Timeout while writing to CSV

I’m trying to write a csv:

chip_vars_mt.cols().export('cols.csv', delimiter=',')

But I keep getting the following error after a while:

2020-03-30 17:57:17 Hail: WARN: cols(): Resulting column table is sorted by 'col_key'.
    To preserve matrix table column order, first unkey columns with 'key_cols_by()'
ERROR:root:Exception while sending command.
Traceback (most recent call last):
  File "/home/nicholas/miniconda3/envs/hail/lib/python3.7/site-packages/py4j/java_gateway.py", line 1159, in send_command
    raise Py4JNetworkError("Answer from Java side is empty")
py4j.protocol.Py4JNetworkError: Answer from Java side is empty

Can you share the log file? The true error should be in there.

here you go:
hail-20200330-1917-0.2.34-914bd8a10ca2.log (2.4 MB)

I don’t see anything wrong immediately. The process takes about 35 min before it craps out.

I tried increasing the timeout to 10000s but that didnt seem to help

The log appears to just stop about one minute after starting. @tpoterba, maybe you have a better sense?

I suspect he’ll want to see the full pipeline to understand what’s happening.

This could be an out-of-memory error. How are you running Hail? Are you running on a cluster or in local mode (laptop, server, etc)?

Running in local mode.
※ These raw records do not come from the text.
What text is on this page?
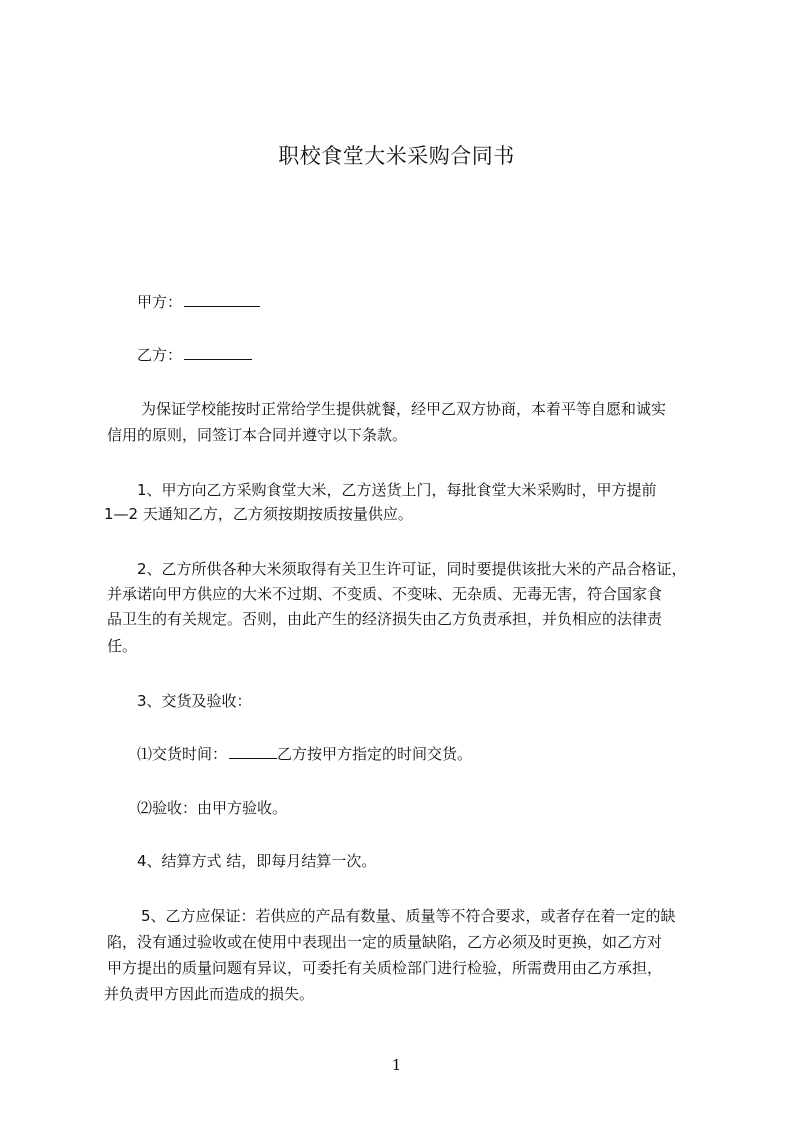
职校食堂大米采购合同书
甲方：
乙方：
为保证学校能按时正常给学生提供就餐，经甲乙双方协商，本着平等自愿和诚实
信用的原则，同签订本合同并遵守以下条款。
1、甲方向乙方采购食堂大米，乙方送货上门，每批食堂大米采购时，甲方提前
1—2 天通知乙方，乙方须按期按质按量供应。
2、乙方所供各种大米须取得有关卫生许可证，同时要提供该批大米的产品合格证，
并承诺向甲方供应的大米不过期、不变质、不变味、无杂质、无毒无害，符合国家食
品卫生的有关规定。否则，由此产生的经济损失由乙方负责承担，并负相应的法律责
任。
3、交货及验收：
⑴交货时间：	乙方按甲方指定的时间交货。
⑵验收：由甲方验收。
4、结算方式 结，即每月结算一次。
5、乙方应保证：若供应的产品有数量、质量等不符合要求，或者存在着一定的缺
陷，没有通过验收或在使用中表现出一定的质量缺陷，乙方必须及时更换，如乙方对
甲方提出的质量问题有异议，可委托有关质检部门进行检验，所需费用由乙方承担，
并负责甲方因此而造成的损失。
1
I’m using the following config:

[('spark.jars',
  'file:///home/nicholas/miniconda3/envs/hail/lib/python3.7/site-packages/hail/hail-all-spark.jar'),
 ('spark.hadoop.io.compression.codecs',
  'org.apache.hadoop.io.compress.DefaultCodec,is.hail.io.compress.BGzipCodec,is.hail.io.compress.BGzipCodecTbi,org.apache.hadoop.io.compress.GzipCodec'),
 ('spark.ui.showConsoleProgress', 'false'),
 ('spark.executor.id', 'driver'),
 ('spark.logConf', 'true'),
 ('spark.kryo.registrator', 'is.hail.kryo.HailKryoRegistrator'),
 ('spark.driver.host', 'sci-pvm-nicholas.calicolabs.local'),
 ('spark.hadoop.mapreduce.input.fileinputformat.split.minsize', '134217728'),
 ('spark.serializer', 'org.apache.spark.serializer.KryoSerializer'),
 ('spark.driver.extraClassPath',
  '/home/nicholas/miniconda3/envs/hail/lib/python3.7/site-packages/hail/hail-all-spark.jar'),
 ('spark.kryoserializer.buffer.max', '1g'),
 ('spark.driver.port', '35007'),
 ('spark.driver.maxResultSize', '0'),
 ('spark.executor.extraClassPath', './hail-all-spark.jar'),
 ('spark.master', 'local[*]'),
 ('spark.repl.local.jars',
  'file:///home/nicholas/miniconda3/envs/hail/lib/python3.7/site-packages/hail/hail-all-spark.jar'),
 ('spark.submit.deployMode', 'client'),
 ('spark.app.name', 'Hail'),
 ('spark.driver.memory', '32G'),
 ('spark.app.id', 'local-1585615971418'),
 ('spark.executor.heartbeatInterval', '10s'),
  ('spark.network.timeout', '10000s')]

I increased network timeout and driver memory. And I initialize:
hl.init(min_block_size=128) like so. I was running out of memory previously, so I made these updates per another thread on the forum. I suppose that could be happening again.

In the just-released 0.2.35 we fixed a memory leak present in 0.2.34. Could you try again on this version?

@tpoterba I fixed this yesterday by bumping my memory. I’ll see if things will run with lower memory and the new version.

We found a memory leak in 0.2.35 as well as 0.2.34… This should really be fixed in 0.2.36, which we’ll try to release today.